Vagina tastes like licking a battery.

I said flashlight, not Fleshlight!

:wink:

I accidentally the vagina!

Years ago, a friend told us that he thought ass tasted like “a dirty penny.” I thought this was pretty accurate.

Obligatory ass pennies link.

Some of us have a wash up before hopping into the sack. So hopefully, not always.

Sounds nasty. But it works for me.

And sometimes, there’s a little whang IN it. :smiley:

I think what you’ve eaten prior to the vaj also makes a difference (like OJ and toothpaste).

Little? Speak for yourself.

There is often a small amount of urine when you first go down, but that is just the price you pay for admission. When she is thrusting and moaning into your face, it is all worth it.

With my girlfriend (now my ex as of yesterday) it was her natural “lubricant” that had all of the battery taste to it. Any area not coated didn’t have that taste. And with her, it didn’t appear to be the result of any urine contamination. I have done so with her fresh out of the shower without her having urinated for some time, and taste was still there with her wetness.

The battery indicator taste is so you can tell when the ‘spark’ is gone in a relationship.

I thought everyone knew that.

This thread caused me to have a belly-laugh!!!:D:D:D:D:D

You know the kind I mean, right? The one where you have to leave the pew and go outside??? (no pun, etc):smiley:

Thanks, guys! I laugh so seldom these days, so I come here!:slight_smile:

Og save the Dope!

Q

As a lesbian, I truly have never experienced nor heard vaginas tasting like licking a battery.

Phenomenal, incredible, delightful…wait, that’s not really relating a “taste”… :slight_smile:

A few foods I have tasted that give hints of a healthy vagina (not a complete list):

  • Sun-ripened tomato
  • Fresh fig
  • Ripe persimmons
  • Certain types of brandy, cognac, and port wines…the middle and the lingering finish

Of course, I have unfortunately experienced “bad” vagina taste :(, including sour overwhelming yeast (unnoticed and untreated infection) and tobacco-like taste from a cigarette smoker. Yes, it not only stinks up the house, car, clothes, and hair, it exudes from every pore and gland. I began dating her when she was not smoking, and noticed the taste change when she started again.

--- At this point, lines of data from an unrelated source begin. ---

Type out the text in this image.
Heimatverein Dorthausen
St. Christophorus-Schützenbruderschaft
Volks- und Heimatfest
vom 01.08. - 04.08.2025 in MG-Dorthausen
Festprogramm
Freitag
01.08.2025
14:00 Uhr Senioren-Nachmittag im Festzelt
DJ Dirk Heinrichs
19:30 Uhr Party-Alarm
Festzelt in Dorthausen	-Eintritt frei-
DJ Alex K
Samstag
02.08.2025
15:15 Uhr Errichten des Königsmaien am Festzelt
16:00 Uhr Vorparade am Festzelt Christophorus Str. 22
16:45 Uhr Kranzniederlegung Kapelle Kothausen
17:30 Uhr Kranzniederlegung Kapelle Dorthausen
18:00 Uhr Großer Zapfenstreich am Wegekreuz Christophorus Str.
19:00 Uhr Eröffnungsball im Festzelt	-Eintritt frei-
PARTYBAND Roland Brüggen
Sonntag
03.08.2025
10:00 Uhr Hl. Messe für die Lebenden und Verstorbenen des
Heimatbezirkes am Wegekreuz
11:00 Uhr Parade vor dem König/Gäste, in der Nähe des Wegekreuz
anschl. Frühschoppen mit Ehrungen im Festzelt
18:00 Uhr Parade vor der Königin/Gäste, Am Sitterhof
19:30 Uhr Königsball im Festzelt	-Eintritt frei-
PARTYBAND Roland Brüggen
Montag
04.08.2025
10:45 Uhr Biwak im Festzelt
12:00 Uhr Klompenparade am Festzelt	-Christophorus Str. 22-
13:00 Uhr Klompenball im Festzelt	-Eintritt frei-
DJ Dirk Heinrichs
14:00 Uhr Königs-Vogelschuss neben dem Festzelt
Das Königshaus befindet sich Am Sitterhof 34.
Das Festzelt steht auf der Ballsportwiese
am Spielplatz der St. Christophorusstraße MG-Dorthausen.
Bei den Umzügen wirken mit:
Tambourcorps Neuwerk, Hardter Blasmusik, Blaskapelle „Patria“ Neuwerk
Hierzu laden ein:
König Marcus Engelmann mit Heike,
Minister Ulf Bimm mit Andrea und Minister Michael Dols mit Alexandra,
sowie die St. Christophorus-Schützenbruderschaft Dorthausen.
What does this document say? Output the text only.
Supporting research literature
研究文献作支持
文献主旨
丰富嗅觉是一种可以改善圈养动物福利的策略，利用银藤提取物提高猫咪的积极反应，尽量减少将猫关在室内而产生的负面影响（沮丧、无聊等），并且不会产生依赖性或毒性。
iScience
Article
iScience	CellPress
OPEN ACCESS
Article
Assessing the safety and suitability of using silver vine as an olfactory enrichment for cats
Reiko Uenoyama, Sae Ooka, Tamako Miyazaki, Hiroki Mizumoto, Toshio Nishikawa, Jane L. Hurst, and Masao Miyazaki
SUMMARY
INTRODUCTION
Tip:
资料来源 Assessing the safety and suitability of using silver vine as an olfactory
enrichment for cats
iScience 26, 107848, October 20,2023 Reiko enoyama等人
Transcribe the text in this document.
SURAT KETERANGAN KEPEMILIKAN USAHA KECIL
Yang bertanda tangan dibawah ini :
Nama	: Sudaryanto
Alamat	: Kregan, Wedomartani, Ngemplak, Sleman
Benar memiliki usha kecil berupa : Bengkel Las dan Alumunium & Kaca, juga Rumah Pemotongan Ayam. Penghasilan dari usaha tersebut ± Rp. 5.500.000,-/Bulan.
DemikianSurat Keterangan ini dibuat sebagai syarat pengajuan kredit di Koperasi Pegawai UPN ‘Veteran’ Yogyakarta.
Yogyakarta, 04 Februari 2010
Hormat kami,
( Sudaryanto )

My partner (who’s vagina tastes absolutely incredible, I might add,) and I have just come up with an important connection – both of us have had hysterectomies, and neither of us taste like batteries or metallic, so perhaps those tastes are related to having a uterus (that holds the blood lining, for those less familiar with female anatomy).

Must be the Energizer Cunny.

:smack:

Salty milk, and coins.

Joe

OMG that is so hot.

Well, there’s my grocery list for the week.

Perhaps it’s a different-amongst-individuals thing. You know how some people can’t smell the after effect of asparagusic acid in their urine after they eat asparagus?

Maybe only those of us lucky enough to have battery-juice partners and battery sensitive tongues get to taste it.

If she tastes like metal it is menstral blood. Blood tastes like metal because of the iron content.